Sharansky’s case for a refusal of any deals with the KGB is the fruit of years of reflection on his experience of Soviet prisons:

During my long years in other prisons, where I came to know many other zeks, I saw that everyone who ventured to play games with the KGB invariably lost, whether these games involved seeking a common language, trying to strike bargains, or looking for an honorable compromise. My game succeeded precisely because it fenced me off from the KGB and helped me to hide in my own world. The other games I witnessed and heard about put the defendant on the same level as his captors and eventually delivered him into their hands.

Sharansky had two pieces of good fortune: a loyal and understanding family, and a wife who was intellectually and spiritually one with him. Thus he passed without moral disaster through the years of imprisonment. On almost every point of difficulty, he discovered after his release that his wife, Avital, had shared his view.
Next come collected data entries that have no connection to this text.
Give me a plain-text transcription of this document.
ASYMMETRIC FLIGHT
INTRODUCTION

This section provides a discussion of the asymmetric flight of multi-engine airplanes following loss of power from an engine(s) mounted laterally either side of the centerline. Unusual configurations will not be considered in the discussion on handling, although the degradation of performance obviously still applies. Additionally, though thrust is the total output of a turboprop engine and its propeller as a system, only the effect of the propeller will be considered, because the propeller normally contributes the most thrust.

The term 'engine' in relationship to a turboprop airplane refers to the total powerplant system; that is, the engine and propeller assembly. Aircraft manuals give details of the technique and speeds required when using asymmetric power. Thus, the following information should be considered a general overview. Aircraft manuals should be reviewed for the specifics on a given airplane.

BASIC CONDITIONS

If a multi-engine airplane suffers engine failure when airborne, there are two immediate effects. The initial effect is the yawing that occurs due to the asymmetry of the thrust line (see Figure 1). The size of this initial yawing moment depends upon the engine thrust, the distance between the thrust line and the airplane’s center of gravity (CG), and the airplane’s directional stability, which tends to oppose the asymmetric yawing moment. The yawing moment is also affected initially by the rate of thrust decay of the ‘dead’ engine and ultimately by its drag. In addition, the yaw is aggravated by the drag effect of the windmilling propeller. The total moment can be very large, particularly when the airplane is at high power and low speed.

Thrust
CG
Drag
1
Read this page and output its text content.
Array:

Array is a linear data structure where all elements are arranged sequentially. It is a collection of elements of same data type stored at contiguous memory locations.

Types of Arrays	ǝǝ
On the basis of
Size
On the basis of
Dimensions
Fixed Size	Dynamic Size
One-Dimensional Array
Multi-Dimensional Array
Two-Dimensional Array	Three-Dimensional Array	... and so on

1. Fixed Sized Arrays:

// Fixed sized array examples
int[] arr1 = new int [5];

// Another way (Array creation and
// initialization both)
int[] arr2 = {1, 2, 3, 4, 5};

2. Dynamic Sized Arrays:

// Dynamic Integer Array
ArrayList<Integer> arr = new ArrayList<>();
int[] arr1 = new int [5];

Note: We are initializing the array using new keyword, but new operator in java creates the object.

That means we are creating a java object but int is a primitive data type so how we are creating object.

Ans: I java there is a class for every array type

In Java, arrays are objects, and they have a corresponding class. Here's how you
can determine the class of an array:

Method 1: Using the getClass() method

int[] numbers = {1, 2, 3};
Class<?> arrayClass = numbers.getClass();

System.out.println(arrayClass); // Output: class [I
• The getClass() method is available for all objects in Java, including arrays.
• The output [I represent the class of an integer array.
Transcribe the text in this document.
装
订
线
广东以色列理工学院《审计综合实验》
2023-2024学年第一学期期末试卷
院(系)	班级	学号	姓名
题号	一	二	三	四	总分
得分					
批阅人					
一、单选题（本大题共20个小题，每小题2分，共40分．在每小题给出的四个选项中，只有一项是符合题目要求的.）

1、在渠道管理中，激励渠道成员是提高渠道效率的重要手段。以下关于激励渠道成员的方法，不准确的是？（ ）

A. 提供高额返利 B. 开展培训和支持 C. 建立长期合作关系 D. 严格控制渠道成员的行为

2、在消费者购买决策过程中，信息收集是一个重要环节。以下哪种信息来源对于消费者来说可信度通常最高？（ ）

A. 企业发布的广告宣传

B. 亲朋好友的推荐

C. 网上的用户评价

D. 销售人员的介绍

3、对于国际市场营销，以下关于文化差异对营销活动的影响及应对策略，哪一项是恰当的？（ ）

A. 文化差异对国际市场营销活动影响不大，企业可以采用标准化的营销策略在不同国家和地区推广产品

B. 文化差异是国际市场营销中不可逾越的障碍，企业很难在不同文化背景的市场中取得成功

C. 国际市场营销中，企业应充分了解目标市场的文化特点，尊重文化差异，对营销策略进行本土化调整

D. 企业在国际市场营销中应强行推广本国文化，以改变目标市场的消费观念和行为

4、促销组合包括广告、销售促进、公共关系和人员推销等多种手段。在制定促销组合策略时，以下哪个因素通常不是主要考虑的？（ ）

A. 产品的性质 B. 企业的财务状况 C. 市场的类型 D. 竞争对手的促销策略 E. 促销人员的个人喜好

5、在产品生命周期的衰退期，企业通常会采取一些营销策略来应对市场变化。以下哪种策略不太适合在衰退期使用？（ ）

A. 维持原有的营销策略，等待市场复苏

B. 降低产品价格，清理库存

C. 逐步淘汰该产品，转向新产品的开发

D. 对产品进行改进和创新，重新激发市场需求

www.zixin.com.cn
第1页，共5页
At one time it seemed unlikely that, he in the prisons and camps, she in Israel, they would ever be able to come together again. But neither of them lost heart or confidence and in the end they were able to share their lives once again. Sharansky would admit how much his release was probably a consequence of agitation and pressures from outside the Soviet Union. But without the simplicity and integrity of his wife, and without his own wisdom and resolution, it would have been a different, less moving, less exemplary story.